A companion Act was passed at the same time to expand the role of the Public Accountants Board of Nova Scotia, so that it can issue separate licenses for performing auditing and non-auditing functions. That Act substantially came into force on the same date, with the exception of certain provisions allowing the licensing of public accountants from outside the Province. As of September 2019, this system of parallel regulation will be abolished, and CPANS will be granted the power to issue public accounting licences.

===Impact on the Canadian landscape===
During the years running up to the 2012-2018 consolidation, as well as thereafter, there has been debate as to the practical impact of the merger.

The 2010-2011 CA/CMA position paper on the proposed merger gave five reasons why it should be pursued:

1. The existing regulatory framework was complex and costly.
2. The differences in the functions pursued by the various designation holders were disappearing.
3. A strong Canadian voice was needed on the world stage.
4. It was necessary to compete with other accounting designations that were going global, such as the Chartered Global Management Accountant (promoted by the American Institute of Certified Public Accountants and the Chartered Institute of Management Accountants) and CPA Australia.
5. It was desirable to act proactively, instead of waiting for reforms imposed by various governments.

There was significant resistance by the CA membership at the time, who were concerned that their collective image would be diminished as a result.

Following the consolidation, the following observations have been made:

1. Based on a social network theory analysis, it appears that those associated with the former chartered accountant bodies have generally had a disproportionate impact in the attainment of political power within the new CPA bodies, extending even to ousting the knowledge base that had been accumulated within the other legacy bodies.
2. The new CPA bodies have adopted a more passive approach in recruiting new members, in contrast to the activity undertaken by the previous legacy bodies.

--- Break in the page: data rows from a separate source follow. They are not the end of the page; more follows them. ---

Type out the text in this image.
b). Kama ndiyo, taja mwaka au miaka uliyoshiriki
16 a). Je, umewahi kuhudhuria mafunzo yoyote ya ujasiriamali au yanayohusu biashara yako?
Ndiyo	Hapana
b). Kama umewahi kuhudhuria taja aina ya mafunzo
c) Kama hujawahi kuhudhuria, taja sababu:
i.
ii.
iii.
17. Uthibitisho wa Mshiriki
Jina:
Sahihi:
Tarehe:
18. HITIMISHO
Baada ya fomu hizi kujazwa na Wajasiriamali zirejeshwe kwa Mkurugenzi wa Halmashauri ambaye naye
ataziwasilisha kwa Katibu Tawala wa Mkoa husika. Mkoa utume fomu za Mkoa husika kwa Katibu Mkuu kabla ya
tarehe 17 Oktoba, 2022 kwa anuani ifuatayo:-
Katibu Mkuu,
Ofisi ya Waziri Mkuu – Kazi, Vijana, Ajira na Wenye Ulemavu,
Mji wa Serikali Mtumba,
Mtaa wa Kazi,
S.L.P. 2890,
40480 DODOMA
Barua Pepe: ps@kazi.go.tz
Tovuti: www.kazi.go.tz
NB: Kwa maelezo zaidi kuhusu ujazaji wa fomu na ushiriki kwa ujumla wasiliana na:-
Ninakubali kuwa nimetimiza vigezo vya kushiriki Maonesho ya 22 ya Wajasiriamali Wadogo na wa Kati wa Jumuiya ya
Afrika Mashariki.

==Foreign professional bodies active in Canada==
As possession of a Canadian professional accounting designation is not generally a mandatory requirement to hold a Canadian financial position, other professional bodies have members who also work in Canada, of which the most significant are:

- Chartered Institute of Management Accountants
- Association of Chartered Certified Accountants
- Institute of Management Accountants

The provincial CPA bodies have been active in seeking to protect the designation. In October 2019, however, CPA Ontario and the Quebec Ordre failed in their oppositions filed at the Trademarks Opposition Board with respect to certain trademark applications filed by AICPA and CIMA, as the protections secured by provincial statutes were irrelevant in the face of their prior use by the foreign bodies as governed by federal law.